Thou comest, much wept for: such a breeze
Compell’d thy canvas, and my prayer
Was as the whisper of an air
To breathe thee over lonely seas.
For I in spirit saw thee move
Thro’ circles of the bounding sky,
Week after week: the days go by:
Come quick, thou bringest all I love.
Henceforth, wherever thou may’st roam,
My blessing, like a line of light,
Is on the waters day and night,
And like a beacon guards thee home.
So may whatever tempest mars
Mid-ocean, spare thee, sacred bark;
And balmy drops in summer dark
Slide from the bosom of the stars.
So kind an office hath been done,
Such precious relics brought by thee;
The dust of him I shall not see
Till all my widow’d race be run.
Tennyson imagines that his prayer has been a persistent gentle wind blowing the ship with Hallam’s body to England.

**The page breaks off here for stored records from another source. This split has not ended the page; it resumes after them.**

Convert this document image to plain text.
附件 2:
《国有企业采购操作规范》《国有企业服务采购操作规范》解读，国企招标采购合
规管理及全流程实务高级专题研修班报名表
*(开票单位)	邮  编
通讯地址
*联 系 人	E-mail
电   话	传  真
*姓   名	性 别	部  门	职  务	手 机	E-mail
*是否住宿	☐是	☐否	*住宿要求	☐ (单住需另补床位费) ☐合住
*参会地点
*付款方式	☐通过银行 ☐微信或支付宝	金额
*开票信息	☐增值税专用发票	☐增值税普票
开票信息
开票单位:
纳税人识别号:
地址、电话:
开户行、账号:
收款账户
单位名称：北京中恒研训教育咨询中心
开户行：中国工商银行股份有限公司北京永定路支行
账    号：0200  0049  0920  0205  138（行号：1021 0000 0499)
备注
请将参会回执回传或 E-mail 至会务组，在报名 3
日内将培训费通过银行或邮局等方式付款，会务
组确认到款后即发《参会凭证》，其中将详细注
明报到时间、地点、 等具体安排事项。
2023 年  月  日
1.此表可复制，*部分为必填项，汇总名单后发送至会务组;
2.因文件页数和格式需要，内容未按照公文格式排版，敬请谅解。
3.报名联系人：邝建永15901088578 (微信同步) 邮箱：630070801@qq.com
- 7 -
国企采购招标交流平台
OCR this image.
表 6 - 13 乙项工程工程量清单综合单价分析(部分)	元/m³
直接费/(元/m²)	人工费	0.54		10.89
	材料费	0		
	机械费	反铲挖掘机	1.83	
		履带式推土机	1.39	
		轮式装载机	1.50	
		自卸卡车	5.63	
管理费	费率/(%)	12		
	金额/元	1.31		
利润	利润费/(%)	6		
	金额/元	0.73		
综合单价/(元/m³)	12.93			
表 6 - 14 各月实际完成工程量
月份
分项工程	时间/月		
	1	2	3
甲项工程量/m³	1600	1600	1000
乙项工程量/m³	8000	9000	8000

Likewise he imagines his blessing on the ship being a kind of moveable lighthouse which will always guide it safely to harbour. The literal sense of Tennyson’s words is rarely easy, making the reader pause and consider them. This is one of the pleasures of reading him, that a slow reading yields meaning.
For example:
“And balmy drops in summer dark
Slide from the bosom of the stars.”
He wishes no storms for this ship, but gentle rain or dew, in a warm season. But more precisely how are we to understand it ‘sliding from the bosom of the stars”? Is this breast milk from the Milky Way, or tears of the stars which are weeping for Hallam? The latter I think, but we must resist an impulse just to treat ‘bosom of the stars’ as mere poetic diction.